Photo courtesy of kevinberne.com
From left, Anthony Fusco (Vanya), Caroline Kaplan (Nina), Lorri Holt (Masha) and Mark Junek (Spike) are part of the ensemble cast for Vanya and Sonia and Masha and Spike.
“Vanya and Sonia and Masha and Spike” alludes to some of Anton Chekhov’s best-known plays, but Christopher Durang gives them a contemporary spin. In the process, this winner of the 2013 Tony Award for Best Play evokes rounds of laughter.
The first three people in the title are siblings whose parents named them after Chekhovian characters. Vanya (Anthony Fusco) and Sonia (Sharon Lockwood), who was adopted, live in the family home in Bucks County, Pa.
Both in their 50s, Vanya is gay but celibate, while Sonia has never married. They live quiet, going-nowhere lives and often bicker. However, they enjoy looking at their pond and grove of cherry trees (Sonia calls it an orchard).
Their housekeeper, Cassandra (Heather Alicia Simms), issues prophecies and later shows herself to be well versed in voodoo.
The routine is disrupted by the arrival of their younger sister, Masha (Lorri Holt), a movie actress who doesn’t reveal her age but who is probably in her 50s, too. With her is her 29-year-old boyfriend, Spike (Mark Junek) who’s more sexy than smart.

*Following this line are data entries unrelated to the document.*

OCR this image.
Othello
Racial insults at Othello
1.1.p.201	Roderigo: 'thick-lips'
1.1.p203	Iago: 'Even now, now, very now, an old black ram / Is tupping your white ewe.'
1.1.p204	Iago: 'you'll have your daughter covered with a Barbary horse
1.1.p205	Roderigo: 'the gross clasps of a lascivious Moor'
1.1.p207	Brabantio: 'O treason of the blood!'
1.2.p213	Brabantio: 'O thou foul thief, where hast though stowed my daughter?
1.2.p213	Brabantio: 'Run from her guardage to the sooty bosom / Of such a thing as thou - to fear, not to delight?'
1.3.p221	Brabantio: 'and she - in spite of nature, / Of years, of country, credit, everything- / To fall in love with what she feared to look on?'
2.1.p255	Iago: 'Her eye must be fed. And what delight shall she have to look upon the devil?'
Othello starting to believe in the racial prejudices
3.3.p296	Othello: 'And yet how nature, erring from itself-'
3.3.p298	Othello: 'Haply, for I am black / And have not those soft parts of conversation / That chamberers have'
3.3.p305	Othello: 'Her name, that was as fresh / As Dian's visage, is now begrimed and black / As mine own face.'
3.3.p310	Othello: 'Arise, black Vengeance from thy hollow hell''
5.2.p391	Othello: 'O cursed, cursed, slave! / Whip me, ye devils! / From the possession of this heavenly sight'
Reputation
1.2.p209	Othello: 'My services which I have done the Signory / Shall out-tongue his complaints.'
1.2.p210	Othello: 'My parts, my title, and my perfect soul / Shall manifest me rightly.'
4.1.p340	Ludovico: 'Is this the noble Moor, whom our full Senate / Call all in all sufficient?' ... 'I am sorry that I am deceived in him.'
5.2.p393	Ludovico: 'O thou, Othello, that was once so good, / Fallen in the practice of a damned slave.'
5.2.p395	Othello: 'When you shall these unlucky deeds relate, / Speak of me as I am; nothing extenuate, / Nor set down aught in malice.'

Masha has been invited to a costume party and plans to go as Snow White. Spike is to be her Prince Charming, and she has brought dwarf costumes for Vanya and Sonia. Sonia refuses, saying she’ll go as the evil queen before she turned ugly. Instead, Masha enlists the neighbors’ niece, Nina (Caroline Kaplan), an aspiring actress.
Act 2 takes place the next morning. Vanya and Sonia are upset that Masha, who pays the household expenses, wants to sell the house. This is where Cassandra and her voodoo help out.
In the meantime, Vanya and Nina decide to enact a play he has written that supposedly is by Konstantin in Chekhov’s “The Seagull.” In a scene that goes on too long, it’s an awful play about the end of humanity when only molecules survive.
Spike, puzzled by it all, texts on his smartphone, eliciting a (too long) diatribe from Vanya, who talks about the good old days of the ’50s and ’60s, before electronics and multi-tasking.
Nevertheless, Spike’s transgression leads to a major discovery and important insights for Masha.
Director Richard E.T. White makes excellent use of three veteran Bay Area actors — Fusco, Lockwood and Holt — along with three relative newcomers.
Except for his Act 2 outburst, Fusco’s Vanya is low key. Much of the humor in his performance comes from slight changes in expression.
Lockwood’s Sonia complains a lot, but she has fun wearing her sequined evil queen gown and imitating Maggie Smith.
Holt’s Masha is a self-centered, egotistical woman who has been married and divorced five times. She can’t understand why she’s had no luck with romance.
Simms earns bursts of applause as her Cassandra launches into a near-frenzy of predictions along with the mythological origin of her name. Junek’s athletic Spike takes pride in his sexiness, sweeping Masha into passionate embraces and twice stripping down to his briefs. Kaplan is wide-eyed and sweet as young Nina.
The action takes place in the comfortable sun room of a handsome stone house typical of Southeastern Pennsylvania (set by Kent Dorsey). Highlighted by the hilarious Snow White outfits, the costumes are by Debra Beaver Bauer.
The play runs about two hours and 45 minutes with one intermission, but, except for a few scenes, it speeds by. You don’t have to be familiar with Chekhov’s plays to enjoy it, but if you are, the fun is all the greater.